I want to build a script that will compare all the links from last month to all the links fromt his month, i have each list set out list this in csv linkto,linkfrom,linkhost,alexarank,pagerank mysite.com/1.html,theresite.com/boo.html,theresite.com,44234,8 what I want to make is a script that will load up lalst mon ths csv, this months csv and tell me which links have been removed which links have been added which links have had a pagerank change which link have had an alexa rank change I'm not asking for someone to make this script, just give me a basic idea of the best practice to go about this as I will be working with about 22,000 rows x 2
If you load each csv into a mySql table (which will import if you do it right), you can achieve all of the above with 4 sql queries - and not particularly complex ones at that.

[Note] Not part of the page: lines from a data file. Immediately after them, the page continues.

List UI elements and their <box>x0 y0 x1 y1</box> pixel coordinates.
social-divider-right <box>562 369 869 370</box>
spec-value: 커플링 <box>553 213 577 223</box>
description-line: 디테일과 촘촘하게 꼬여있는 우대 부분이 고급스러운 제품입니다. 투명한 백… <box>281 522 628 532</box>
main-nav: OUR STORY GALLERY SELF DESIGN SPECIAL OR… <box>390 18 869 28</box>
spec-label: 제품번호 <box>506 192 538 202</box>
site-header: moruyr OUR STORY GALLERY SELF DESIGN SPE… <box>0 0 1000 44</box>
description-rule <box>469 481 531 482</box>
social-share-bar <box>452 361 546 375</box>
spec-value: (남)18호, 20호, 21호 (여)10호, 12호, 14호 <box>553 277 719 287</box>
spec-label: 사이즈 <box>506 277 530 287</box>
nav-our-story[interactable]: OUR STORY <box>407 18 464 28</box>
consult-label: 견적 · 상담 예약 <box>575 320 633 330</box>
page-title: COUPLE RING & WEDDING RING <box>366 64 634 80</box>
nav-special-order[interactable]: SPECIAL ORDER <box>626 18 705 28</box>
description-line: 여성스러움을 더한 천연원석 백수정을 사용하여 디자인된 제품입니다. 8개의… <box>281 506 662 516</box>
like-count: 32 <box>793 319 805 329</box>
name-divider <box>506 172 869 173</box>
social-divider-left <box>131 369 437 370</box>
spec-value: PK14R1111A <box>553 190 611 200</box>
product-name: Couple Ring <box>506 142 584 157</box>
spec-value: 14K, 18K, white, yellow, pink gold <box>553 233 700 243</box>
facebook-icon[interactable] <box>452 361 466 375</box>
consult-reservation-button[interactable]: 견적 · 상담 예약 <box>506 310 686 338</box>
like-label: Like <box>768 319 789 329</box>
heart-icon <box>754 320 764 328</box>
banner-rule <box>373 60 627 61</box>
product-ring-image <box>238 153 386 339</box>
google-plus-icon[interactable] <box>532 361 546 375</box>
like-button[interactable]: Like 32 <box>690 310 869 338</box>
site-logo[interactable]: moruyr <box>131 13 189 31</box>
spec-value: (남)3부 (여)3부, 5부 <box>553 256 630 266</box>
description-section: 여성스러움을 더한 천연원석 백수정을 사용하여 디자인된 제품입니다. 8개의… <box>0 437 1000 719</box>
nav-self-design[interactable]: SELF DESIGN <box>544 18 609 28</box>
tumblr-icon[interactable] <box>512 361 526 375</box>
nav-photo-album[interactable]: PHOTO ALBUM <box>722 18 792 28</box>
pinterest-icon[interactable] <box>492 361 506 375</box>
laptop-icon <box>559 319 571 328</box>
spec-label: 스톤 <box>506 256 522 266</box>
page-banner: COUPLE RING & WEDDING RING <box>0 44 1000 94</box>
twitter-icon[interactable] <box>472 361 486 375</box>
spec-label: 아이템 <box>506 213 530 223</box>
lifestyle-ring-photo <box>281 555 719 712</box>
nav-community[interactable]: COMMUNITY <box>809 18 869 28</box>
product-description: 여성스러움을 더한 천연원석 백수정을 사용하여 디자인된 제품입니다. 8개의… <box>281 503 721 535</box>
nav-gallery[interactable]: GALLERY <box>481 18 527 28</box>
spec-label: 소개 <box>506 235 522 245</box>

what you need is to convert csv into some readable format (array or import it to Mysql), then you should take 2 different arrays(from db or what you like) and compare it in double cycle foreach ($array1 as ...) { foreach ($array2 as ...) { comparing what you need} } here's function for converting melbournechapter.net/wordpress/programming-languages/php/cman/2006/05/18/php-csv-to-array-functions/
That's an awful lot of work when.... SELECT url FROM tableA WHERE url NOT IN (SELECT url FROM tableB) ....would do exactly thbe same thing
Assuming TableA is last month, and TableB is this month... which links have been removed Select * from TableA where url not in (Select url from TableB) which links have been added Select * from TableB where url not in (Select url from TableA) which links have had a pagerank change Select * from TableA,TableB where TableA.url=TableB.url and TableA.pageRank<>TableB.pageRank which link have had an alexa rank change Select * from TableA,TableB where TableA.url=TableB.url and TableA.alexaRank<>TableB.alexaRank Databases are designed to do this sort of thing. That's what they're for!